Volume I, Issue III
The third issue of semigloss. Magazine explores the notion of FAILURE, including submissions by the following artists (as well as limited edition sculptural piece by Lucia Simek):
Bruce Lee Webb
semigloss. Magazine Flip-Through: Issues 1-3
“I must go on. I can't go on. I'll go on.”- Samuel Beckett
The well-known artwork WRONG by artist John Baldessari is, by academic standards, a badly composed black-and-white photograph. It shows a man standing in the street with a palm tree directly behind him appearing to sprout straight from atop his head. Below the photograph is printed, in all capital block letters, the word WRONG. With this image, as with so much of his work, Baldessari humorously confronts the anxieties that arise throughout the oftentimes lengthy and frustrating process of creating a “successful” work of art in our post-modern world.

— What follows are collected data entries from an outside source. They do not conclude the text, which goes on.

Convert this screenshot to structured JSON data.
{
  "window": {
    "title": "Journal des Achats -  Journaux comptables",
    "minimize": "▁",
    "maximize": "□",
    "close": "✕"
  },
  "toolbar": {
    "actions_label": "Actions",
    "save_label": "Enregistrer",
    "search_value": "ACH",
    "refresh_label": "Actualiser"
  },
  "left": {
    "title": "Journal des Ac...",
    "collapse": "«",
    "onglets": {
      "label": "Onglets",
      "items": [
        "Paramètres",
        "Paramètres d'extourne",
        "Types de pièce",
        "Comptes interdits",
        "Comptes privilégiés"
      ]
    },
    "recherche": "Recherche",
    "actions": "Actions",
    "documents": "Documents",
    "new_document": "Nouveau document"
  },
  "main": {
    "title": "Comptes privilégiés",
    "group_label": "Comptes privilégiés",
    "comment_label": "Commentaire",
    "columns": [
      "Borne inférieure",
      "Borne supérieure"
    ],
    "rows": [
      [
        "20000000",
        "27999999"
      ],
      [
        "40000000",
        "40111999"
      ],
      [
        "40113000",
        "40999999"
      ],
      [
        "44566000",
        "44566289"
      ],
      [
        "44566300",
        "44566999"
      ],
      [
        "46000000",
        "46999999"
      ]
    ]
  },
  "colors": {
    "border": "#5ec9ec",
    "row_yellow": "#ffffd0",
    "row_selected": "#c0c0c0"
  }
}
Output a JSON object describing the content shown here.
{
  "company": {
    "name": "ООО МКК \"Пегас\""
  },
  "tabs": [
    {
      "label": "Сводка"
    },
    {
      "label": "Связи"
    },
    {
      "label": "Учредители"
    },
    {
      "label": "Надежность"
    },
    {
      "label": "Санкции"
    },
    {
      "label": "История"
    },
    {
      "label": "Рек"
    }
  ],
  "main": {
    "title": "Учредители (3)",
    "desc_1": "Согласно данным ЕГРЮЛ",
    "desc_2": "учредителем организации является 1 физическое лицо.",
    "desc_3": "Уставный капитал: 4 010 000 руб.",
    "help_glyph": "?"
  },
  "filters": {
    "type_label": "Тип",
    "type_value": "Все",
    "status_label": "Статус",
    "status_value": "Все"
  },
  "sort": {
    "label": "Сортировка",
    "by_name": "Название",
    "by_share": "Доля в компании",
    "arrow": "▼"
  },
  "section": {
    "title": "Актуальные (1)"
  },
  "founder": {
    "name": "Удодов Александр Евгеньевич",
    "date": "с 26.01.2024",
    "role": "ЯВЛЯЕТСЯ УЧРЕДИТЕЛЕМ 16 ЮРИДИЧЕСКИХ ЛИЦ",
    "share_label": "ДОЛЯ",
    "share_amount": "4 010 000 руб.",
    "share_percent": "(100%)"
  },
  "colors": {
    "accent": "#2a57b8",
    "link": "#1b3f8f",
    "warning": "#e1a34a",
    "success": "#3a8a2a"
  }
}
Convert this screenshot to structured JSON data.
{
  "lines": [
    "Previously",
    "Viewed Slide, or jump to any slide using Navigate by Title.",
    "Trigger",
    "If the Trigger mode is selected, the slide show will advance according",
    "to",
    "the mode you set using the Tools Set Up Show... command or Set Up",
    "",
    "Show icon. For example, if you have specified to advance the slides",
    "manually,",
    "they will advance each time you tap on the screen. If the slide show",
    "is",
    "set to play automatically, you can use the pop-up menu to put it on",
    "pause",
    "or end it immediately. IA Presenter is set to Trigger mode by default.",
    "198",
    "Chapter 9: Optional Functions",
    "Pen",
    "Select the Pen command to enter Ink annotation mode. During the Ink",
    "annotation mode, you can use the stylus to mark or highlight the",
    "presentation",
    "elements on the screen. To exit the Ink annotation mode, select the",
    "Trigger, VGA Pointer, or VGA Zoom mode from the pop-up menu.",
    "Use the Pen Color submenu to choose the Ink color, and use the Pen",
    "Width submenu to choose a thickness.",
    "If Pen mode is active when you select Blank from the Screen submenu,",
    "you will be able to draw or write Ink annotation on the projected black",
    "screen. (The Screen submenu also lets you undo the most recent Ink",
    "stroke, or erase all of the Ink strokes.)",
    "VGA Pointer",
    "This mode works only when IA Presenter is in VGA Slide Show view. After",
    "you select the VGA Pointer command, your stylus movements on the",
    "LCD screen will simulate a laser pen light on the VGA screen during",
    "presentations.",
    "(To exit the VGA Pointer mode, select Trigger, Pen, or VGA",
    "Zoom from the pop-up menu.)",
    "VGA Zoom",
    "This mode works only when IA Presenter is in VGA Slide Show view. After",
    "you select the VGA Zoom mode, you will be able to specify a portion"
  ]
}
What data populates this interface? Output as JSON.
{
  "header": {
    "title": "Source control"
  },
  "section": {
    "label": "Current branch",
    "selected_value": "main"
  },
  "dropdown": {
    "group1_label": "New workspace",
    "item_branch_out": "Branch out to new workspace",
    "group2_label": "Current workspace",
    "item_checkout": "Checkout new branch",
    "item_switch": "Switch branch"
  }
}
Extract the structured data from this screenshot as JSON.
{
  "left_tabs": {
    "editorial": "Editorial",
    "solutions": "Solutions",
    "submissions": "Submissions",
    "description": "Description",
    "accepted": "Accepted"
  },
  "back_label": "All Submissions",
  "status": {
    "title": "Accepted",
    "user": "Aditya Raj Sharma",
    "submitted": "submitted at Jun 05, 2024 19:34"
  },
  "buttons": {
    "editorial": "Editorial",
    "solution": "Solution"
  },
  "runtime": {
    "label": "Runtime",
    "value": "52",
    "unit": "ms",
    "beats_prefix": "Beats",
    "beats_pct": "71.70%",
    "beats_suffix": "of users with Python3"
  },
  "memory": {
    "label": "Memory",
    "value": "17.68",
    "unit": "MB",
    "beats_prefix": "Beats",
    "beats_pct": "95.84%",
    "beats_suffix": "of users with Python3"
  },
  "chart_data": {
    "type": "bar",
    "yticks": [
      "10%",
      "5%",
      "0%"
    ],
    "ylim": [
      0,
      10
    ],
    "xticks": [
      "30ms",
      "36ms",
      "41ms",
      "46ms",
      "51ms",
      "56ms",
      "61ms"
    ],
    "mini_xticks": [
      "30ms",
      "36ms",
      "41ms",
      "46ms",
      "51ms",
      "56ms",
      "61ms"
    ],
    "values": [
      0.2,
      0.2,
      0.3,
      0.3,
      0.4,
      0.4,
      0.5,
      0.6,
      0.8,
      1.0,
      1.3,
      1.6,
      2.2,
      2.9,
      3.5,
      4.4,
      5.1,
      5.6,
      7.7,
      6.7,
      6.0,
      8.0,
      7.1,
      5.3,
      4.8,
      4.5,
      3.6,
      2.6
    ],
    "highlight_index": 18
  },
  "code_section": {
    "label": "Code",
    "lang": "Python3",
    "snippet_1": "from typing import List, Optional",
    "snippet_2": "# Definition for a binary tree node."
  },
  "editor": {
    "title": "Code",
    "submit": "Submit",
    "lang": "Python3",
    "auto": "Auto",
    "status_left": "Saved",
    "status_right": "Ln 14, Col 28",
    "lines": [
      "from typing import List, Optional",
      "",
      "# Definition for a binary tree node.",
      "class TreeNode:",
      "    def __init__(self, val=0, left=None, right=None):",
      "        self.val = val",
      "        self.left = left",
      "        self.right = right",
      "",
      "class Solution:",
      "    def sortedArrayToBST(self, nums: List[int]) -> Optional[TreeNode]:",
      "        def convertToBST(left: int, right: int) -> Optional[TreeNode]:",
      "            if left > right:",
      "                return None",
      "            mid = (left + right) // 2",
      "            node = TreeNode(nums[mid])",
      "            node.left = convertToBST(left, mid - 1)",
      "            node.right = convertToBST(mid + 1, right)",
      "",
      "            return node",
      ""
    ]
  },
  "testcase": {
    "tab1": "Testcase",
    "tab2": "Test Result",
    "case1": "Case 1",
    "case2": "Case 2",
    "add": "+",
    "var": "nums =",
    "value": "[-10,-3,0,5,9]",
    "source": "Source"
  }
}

Upon consideration of potential themes for this, our third issue of semigloss., a magazine dedicated to artists and writers in that Baldessarian, post-modern, pluralistic world, “failure” was among the most appealing and apparent topics to explore. As a universally experienced element on every scale of human existence from the immensely monumental to the intimately personal: an ill-timed joke, the stock market collapse, ineffective governmental policies, doomed relationships; each individual’s understanding of failure is completely subjective, which is what makes its definition so elusive. Consequently however, the pluralism of failure is the very quality that causes it to be such bountiful territory for investigation and critical interpretation within a contemporary art context. Take for example the New Museum’s 2007 inaugural exhibition Unmonumental: The Object in the 21st Century, which featured works by Isa Genzken, Carol Bove, among many others, whose sculpture and assemblages evoke an informality in their presentation; objects that adopt certain “un-heroic” aspects of decay, corrosion, and dis-ease.
For this issue of semigloss., I was consistently struck that for nine of the ten people I approached on the topic of failure, the response was overwhelmingly some variant of the following: “Oh, I’d be perfect for that.” That failure is an area of life which feels acutely familiar and intimate to so many engaged in artistic practice is perhaps evidence of both the current propensity to unpack notions of wrong, to use Badlessari’s word, and as proof of failure’s age-old role in the life of the creative person—that thing that simultaneously terrifies us and drives us. Ranging from the political to the personal, societal to the institutional, artists throughout this issue lovingly embrace failure as one of the most psychologically potent influencers of human behavior, reflected in ways both poignant and absurd. It is through means of reflection, humor, and perseverence that we are able to transcend our own limitations and self-imposed judgements - finding wisdom in the struggle of living- which allows us to express a more enlightened and authentic portrayl of the human condition, in our work and beyond.
In her piece Julia Pastrana, 1834-1860 (2013), Margaret Meehan acknowledging a significant failure of humanity, takes a tintype photograph of the tragically exploited fur-faced Mexican woman of the same name, whom after her death during childbirth in 1860 was shipped around Europe with the body of her deceased child as a feature of a traveling freakshow, not to be returned to her native homeland for a proper burial until February of 2013. Meehan’s paring of her softly painted-upon version of this image with the lyrics to the Velvet Underground’s “All Tomorrow’s Parties” reads like an invitation to this forsaken figure’s final resting place, accompanied by the return of her dignity.
Poet Rainer Maria Rilke famously mused that, “the purpose of life is to be defeated by greater and greater things". Lucia Simek’s work Untended (after Rilke), which appears in both 2-dimensional and 3-dimensional form, alludes to literary manifestations of both personal and creative defeat. Her delicate preservation of burnt pages of text encased within transparent vinyl sleeves gracefully conveys the quiet redemption that may emerge from the type of suffering through difficulty frequently epitomized by Rilke’s mediations on life.
On an editorial note, a confession: This issue itself is a failure of sorts, through which it becomes indeed more successful. Considering the implied psychological and emotional weight the idea of failure can have on us, I was confident that a group of individuals willing to directly take on such a potentially daunting subject would result in the type of vulnerable, probing, and poignant work a colleague amusingly referred to as “juicy”. I envisioned complimenting this juicy content with an equally compelling formal concept, which would have entailed utilizing not only unconventional materials, but very expensive and difficult printing processes as well. After frustrating delays and unsuccessful attempts at realizing this formal vision, I felt stuck. It wasn’t until I finally accepted that I might need to abandon this direction for another that I was reminded that the collected works within are wholly sufficient to communicate the desired intention of this issue, negating any need for extraneous bells and whistles. In this case, as should be the aim of all sincere attempts at creation, the work speaks for itself. And in the words of our friend Rilke: “Right in the difficult we must have our joys, our happiness, our dreams: there against the depth of this background, they stand out, there for the first time we see how beautiful they are."